I have thought about different approaches:
Popov-Belevitch-Hautus test
If the system is controllable must be true that $$Rank [(A - \lambda I) B] = n$$
If we replace $A$ with $(A+αI)$ then $$Rank [((A +αI) - \lambda I) B] $$ $$Rank [(A - (\lambda -α)I) B] $$ $$Rank [(A - gI) B] $$ where $g = (\lambda -α) \in C$
$(A - gI)$ has already $rank = n$ for all $g \in C$ except for those which are eigenvalues for $A$.
For those values, we need to prove that the concatenation of $B$ will guarantee the rank to be n.
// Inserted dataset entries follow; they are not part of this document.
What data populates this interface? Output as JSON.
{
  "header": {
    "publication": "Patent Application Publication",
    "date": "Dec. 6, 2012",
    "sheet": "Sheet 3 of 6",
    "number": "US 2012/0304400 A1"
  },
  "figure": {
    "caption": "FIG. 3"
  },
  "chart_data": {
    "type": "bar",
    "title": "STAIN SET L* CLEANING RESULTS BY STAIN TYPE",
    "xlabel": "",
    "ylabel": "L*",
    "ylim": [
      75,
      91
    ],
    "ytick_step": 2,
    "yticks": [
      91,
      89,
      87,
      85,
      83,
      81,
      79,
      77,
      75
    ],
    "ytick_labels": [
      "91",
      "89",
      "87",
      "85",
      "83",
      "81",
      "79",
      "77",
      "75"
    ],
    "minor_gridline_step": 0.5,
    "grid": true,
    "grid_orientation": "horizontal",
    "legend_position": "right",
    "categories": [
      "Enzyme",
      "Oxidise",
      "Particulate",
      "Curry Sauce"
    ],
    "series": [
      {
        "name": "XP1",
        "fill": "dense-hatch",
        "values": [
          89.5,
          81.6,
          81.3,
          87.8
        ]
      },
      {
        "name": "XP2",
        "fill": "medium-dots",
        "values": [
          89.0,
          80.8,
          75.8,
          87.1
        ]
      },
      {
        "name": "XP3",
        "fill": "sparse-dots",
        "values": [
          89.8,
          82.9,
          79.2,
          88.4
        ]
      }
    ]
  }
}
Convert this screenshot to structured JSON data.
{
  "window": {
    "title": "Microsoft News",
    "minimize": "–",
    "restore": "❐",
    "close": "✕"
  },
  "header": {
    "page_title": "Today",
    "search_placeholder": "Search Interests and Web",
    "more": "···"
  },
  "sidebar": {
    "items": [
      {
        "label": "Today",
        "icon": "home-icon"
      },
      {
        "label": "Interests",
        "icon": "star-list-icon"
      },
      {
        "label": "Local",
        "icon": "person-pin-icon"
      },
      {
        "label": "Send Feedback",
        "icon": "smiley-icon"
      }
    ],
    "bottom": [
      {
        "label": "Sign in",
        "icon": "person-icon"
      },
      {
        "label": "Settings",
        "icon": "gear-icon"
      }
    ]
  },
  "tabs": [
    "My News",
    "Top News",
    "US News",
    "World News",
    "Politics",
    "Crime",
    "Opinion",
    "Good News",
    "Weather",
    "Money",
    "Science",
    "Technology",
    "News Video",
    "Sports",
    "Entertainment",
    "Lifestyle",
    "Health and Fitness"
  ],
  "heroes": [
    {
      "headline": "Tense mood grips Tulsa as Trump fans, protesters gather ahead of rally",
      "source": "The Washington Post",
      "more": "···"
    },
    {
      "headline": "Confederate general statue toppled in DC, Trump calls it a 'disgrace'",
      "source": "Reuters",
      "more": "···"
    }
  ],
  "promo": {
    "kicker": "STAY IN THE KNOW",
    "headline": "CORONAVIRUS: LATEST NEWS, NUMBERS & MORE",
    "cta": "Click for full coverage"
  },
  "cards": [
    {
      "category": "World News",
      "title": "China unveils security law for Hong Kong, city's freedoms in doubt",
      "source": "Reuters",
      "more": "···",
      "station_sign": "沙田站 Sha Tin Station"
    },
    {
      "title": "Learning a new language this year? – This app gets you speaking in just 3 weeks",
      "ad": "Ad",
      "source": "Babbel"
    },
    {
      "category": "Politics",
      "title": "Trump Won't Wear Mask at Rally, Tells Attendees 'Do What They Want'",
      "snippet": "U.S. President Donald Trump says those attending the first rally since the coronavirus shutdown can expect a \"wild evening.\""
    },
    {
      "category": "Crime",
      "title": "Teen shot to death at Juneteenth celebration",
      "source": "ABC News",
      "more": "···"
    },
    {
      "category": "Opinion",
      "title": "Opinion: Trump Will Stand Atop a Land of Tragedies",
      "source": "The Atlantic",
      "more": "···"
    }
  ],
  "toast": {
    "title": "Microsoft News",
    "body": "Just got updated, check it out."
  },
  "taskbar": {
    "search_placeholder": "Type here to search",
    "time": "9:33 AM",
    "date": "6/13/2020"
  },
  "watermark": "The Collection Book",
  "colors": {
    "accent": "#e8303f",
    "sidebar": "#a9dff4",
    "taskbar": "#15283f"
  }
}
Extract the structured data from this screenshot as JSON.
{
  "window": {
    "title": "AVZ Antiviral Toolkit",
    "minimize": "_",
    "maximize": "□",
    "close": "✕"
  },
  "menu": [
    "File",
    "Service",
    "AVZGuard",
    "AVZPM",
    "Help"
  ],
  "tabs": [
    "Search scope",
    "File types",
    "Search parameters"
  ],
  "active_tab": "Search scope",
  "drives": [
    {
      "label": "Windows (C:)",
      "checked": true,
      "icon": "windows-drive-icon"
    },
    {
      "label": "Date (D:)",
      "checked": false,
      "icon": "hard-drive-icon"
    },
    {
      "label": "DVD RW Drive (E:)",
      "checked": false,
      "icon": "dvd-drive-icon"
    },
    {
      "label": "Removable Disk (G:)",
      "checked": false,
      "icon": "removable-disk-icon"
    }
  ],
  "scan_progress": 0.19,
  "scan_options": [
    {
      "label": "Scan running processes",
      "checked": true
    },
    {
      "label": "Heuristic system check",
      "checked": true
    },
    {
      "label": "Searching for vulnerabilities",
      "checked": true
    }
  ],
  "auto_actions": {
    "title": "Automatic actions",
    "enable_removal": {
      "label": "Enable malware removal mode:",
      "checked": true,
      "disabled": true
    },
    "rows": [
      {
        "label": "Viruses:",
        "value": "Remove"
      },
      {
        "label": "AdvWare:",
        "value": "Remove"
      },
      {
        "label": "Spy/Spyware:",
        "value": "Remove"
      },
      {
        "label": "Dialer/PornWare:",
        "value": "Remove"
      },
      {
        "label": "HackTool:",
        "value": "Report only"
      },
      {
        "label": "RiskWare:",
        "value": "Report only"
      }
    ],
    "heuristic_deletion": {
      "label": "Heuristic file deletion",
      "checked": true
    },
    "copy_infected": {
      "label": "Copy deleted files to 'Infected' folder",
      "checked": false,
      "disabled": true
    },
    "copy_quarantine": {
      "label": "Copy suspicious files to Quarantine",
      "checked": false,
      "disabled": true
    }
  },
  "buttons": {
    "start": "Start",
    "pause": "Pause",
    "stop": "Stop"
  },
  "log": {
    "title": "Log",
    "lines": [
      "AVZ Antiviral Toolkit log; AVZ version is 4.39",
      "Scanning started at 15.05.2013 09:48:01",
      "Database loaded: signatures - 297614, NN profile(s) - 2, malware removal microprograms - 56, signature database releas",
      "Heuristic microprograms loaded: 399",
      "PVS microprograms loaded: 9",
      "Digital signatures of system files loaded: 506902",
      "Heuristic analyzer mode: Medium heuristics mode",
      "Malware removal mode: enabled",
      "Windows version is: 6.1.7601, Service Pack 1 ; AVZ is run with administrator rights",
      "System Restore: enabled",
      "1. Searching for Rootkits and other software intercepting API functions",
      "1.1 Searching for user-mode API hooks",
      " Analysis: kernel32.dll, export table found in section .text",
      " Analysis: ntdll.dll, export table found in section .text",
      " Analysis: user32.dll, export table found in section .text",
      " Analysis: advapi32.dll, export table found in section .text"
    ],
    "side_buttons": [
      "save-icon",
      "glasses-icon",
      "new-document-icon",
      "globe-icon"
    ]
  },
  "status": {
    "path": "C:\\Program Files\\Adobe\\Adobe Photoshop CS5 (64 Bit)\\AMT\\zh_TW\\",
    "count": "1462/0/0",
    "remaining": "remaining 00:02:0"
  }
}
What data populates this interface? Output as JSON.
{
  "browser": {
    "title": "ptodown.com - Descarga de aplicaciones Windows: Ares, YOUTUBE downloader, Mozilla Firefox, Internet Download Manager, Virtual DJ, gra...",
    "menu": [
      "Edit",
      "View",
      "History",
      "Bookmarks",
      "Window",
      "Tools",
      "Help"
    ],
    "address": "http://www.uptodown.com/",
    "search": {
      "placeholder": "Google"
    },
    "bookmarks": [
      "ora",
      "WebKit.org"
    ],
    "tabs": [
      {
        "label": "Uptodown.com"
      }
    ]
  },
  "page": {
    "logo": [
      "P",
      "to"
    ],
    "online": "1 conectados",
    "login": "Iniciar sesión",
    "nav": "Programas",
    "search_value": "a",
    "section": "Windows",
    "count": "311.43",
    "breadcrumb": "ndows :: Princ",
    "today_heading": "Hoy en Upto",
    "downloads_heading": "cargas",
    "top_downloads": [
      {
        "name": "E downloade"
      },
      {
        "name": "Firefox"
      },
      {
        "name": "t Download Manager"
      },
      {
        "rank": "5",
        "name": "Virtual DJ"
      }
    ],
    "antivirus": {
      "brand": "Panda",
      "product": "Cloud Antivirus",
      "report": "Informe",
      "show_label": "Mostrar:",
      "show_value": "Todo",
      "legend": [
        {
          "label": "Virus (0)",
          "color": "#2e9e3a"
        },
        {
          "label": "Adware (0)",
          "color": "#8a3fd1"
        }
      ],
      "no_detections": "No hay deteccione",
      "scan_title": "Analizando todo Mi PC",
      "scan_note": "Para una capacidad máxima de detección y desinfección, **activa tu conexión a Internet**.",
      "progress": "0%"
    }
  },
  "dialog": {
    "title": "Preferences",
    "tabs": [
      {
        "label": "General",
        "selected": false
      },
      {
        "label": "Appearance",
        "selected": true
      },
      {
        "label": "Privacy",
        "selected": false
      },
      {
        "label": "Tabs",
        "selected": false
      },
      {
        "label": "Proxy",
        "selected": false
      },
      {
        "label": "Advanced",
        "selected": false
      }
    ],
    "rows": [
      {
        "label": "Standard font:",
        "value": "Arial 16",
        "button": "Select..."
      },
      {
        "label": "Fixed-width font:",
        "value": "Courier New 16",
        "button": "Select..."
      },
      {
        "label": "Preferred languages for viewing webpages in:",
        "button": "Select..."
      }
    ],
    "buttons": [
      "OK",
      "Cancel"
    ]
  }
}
The issue is that since B is the same we can't guarantee it.
Controllability Matrix
Given an LTI if and only if the control matrix $C$ has full column rank, then the system is controllable. $$ C = [B ,AB, A²B ... A^{n-1} B]$$ but then altering the diagonal of $A$ can affect the rank of C, or if not, how come?
Controllability Gramian
I tried to plug $(A+αI)$ in the integral, but doing that then I don't know how to prove that the matrix $W$ is still nonsingular for any t > 0.
Controllability: there does not exist a left-eigenvector for $A$ that is orthogonal for $B$.
For your problem, for any $x$ such that $xA = \lambda x$, $xB\neq0$.
Since the eigenvectors of $A$ are also the eigenvecors of $A+\alpha I$, i.e., $x(A+I\alpha) = x(\lambda+\alpha)$, you have $xB\neq0$.